David Redfern LG on the value of support from outside The London Group.
Despite The London Group being a cooperative for members it is notable how much in its history it has received crucial support from non-members. This was never more so than in times of war, the Group managing to survive two world wars with the support of non-members. The London Group’s first exhibition was in March 1914; six months later the country was embroiled in the First World War. But despite this devastating setback the group somehow managed to organise two exhibitions each year until the war’s end. This was largely achieved by other, mainly women artists finding the time and work to show in the Group’s exhibitions at the Goupil Gallery and The Mansard Gallery. These non-members were colleagues of existing members and would have been invited to participate to keep The London Group project alive; for example, twenty-three members and twelve non-members formed the May 1917 exhibition at the Mansard Gallery. Included in those twelve were Ruth Doggett, Nina Hamnett, Roger Fry and Bernard Meninsky. Incidentally, this was the exhibition in which Mark Gertler exhibited “Merry-go-round”, his notorious anti-war painting which caused public uproar and is now hung in Tate Britain.
Fortunately, The London Group was in good shape as the country once more went to war in September, 1939 although the group only managed to mount one exhibition each year at the New Burlington Galleries (1939), the Cooling Galleries (1940), the Leger Galleries (1941/42) and the Royal Academy (1943/44).

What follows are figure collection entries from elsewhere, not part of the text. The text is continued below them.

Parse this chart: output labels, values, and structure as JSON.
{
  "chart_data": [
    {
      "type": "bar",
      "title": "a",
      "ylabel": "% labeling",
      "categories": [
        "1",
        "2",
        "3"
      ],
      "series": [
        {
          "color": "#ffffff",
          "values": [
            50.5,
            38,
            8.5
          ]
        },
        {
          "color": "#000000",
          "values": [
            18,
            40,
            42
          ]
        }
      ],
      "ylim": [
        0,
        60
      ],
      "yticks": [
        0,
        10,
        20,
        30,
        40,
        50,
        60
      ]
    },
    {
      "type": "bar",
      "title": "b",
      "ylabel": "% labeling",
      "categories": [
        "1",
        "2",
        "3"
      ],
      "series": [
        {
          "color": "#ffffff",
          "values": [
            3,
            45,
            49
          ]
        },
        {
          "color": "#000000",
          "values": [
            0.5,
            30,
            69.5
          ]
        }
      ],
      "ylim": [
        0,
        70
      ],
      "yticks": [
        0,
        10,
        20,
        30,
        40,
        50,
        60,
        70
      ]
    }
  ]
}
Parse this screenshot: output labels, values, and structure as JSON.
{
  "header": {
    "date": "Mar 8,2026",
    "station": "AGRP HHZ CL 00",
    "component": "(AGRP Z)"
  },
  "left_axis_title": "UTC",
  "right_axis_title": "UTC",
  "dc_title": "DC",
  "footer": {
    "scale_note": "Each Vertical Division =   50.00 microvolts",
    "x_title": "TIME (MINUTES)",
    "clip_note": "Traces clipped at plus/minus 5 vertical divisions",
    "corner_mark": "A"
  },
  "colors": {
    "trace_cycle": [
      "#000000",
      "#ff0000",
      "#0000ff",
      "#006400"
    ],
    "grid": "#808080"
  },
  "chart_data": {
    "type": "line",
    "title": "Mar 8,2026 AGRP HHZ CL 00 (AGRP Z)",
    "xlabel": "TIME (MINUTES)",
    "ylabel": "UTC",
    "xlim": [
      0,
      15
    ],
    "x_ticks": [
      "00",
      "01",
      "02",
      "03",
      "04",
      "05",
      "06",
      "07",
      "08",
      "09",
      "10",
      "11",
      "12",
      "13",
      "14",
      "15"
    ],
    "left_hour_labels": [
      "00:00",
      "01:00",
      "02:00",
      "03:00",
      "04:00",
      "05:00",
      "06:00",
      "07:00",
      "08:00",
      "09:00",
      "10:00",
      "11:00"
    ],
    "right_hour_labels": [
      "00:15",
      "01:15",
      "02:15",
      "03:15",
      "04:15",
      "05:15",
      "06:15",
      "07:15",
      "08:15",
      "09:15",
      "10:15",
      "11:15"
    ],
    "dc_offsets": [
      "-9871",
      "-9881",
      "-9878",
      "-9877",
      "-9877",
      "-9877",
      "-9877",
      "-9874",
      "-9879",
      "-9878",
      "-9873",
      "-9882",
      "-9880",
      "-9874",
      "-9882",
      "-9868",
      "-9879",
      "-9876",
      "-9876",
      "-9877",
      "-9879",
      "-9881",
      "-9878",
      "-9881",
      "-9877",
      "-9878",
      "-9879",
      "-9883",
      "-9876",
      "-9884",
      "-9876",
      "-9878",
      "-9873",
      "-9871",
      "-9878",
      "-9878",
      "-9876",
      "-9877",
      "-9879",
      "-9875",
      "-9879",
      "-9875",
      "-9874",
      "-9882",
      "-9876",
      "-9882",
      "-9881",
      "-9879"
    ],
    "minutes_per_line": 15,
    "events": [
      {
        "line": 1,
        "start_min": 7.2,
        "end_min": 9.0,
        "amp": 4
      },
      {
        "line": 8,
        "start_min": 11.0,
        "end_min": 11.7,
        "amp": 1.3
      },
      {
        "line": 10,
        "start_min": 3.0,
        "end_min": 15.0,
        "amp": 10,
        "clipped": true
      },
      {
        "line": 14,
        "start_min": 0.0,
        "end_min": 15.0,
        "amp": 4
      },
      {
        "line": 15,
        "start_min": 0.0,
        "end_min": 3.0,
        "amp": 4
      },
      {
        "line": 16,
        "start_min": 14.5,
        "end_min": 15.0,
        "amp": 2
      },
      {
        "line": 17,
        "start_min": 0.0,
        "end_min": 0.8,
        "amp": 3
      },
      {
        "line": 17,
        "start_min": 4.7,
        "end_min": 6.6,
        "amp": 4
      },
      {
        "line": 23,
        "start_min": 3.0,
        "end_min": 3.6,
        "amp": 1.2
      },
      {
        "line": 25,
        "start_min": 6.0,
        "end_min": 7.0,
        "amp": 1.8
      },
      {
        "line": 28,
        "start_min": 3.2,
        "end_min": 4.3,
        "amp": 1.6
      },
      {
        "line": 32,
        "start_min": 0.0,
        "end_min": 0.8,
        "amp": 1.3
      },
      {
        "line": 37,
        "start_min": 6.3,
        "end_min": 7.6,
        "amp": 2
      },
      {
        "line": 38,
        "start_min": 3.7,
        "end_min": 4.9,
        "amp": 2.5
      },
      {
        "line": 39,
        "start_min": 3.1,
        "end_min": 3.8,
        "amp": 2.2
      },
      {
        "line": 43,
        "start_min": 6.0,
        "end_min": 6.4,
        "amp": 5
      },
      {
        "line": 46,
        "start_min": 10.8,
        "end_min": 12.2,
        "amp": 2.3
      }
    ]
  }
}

An anonymous writer in the catalogue to the 1940 Second Wartime Exhibition states, “The London Group is probably the only association of Artists in Britain today to whom young painters, adventuring away from academicism, may submit their work for exhibition knowing that they will receive sympathetic consideration. Nevertheless, it attempts, and indeed claims to maintain, a standard of what it believes to constitute ‘good painting’”. This would seem to indicate that the open submission process was used for this exhibition which included Phyllis Bray, Tristram Hillier, Mary Godwin, Edna Ginesi, Mary Potter, Duncan Grant, Victor Pasmore, Ethel Walker, Matthew Smith and Vera Cunningham.
After 1945 the Group was quickly back on its feet organising huge open-submission exhibitions. Under the presidency of Claude Rogers in the 1950s some of the biggest London Group exhibitions ever organised were held in the cavernous New Burlington and RBA Galleries. The 1956 “London Group Annual Exhibition” was hung in the RBA Galleries, Suffolk Street, Pall Mall East, London SW1, who charged The London Group £800 to hire the galleries. Of the four hundred and five items on exhibition, twenty-eight were drawings, thirty-eight were sculptures and three hundred and thirty-nine were paintings. This was the largest post-war exhibition organised by The London Group. The huge majority of paintings were either still life or landscape, discernable by their title. This must have been a huge exhibition to arrange, there were two hundred and forty non-members exhibiting including Frank Auerbach, Gillian Ayres, John Bratby, Prunella Clough, John Copnall, Anthony Eyton, Patrick George, Roger de Grey, Mary Martin, Dorothy Mead, Margaret Mellis, Henry Mundy, Leonard Rosoman, Hans Schwarz, Yolanda Sonnabend, Adrian Stokes, Michael Tyzack and Euan Uglow. Unfortunately, large rentable central London exhibition spaces like the RBA Galleries no longer exist.
Sourcing an affordable exhibition space has always been a challenge for The London Group and its desire to exhibit as many artists as possible. In recent years we have discovered Copeland Gallery and before that, for many years, the Cello Factory generously provided free of charge by Susan Haire and Frank Hinks. In 2007, following a dormant period, the open submission process was revived by then president Susan Haire using the Menier Gallery and Cello Factory galleries. Apart from the interruption during the pandemic The London Group has organised a biannual Open Exhibition for the last eighteen years. It is worth noting a number of points regarding Open exhibitions. All London Group organisers are volunteers and give their time willingly and for free. The Group does not make any profit from submission fees which, with good management, generally cover expenses, i.e. gallery hire, promotion, insurance, invigilation, private view etc.. In recent years most newly elected members to The London Group were nominated from open exhibitions making it one of the most transparent, inclusive selection processes for contemporary artists.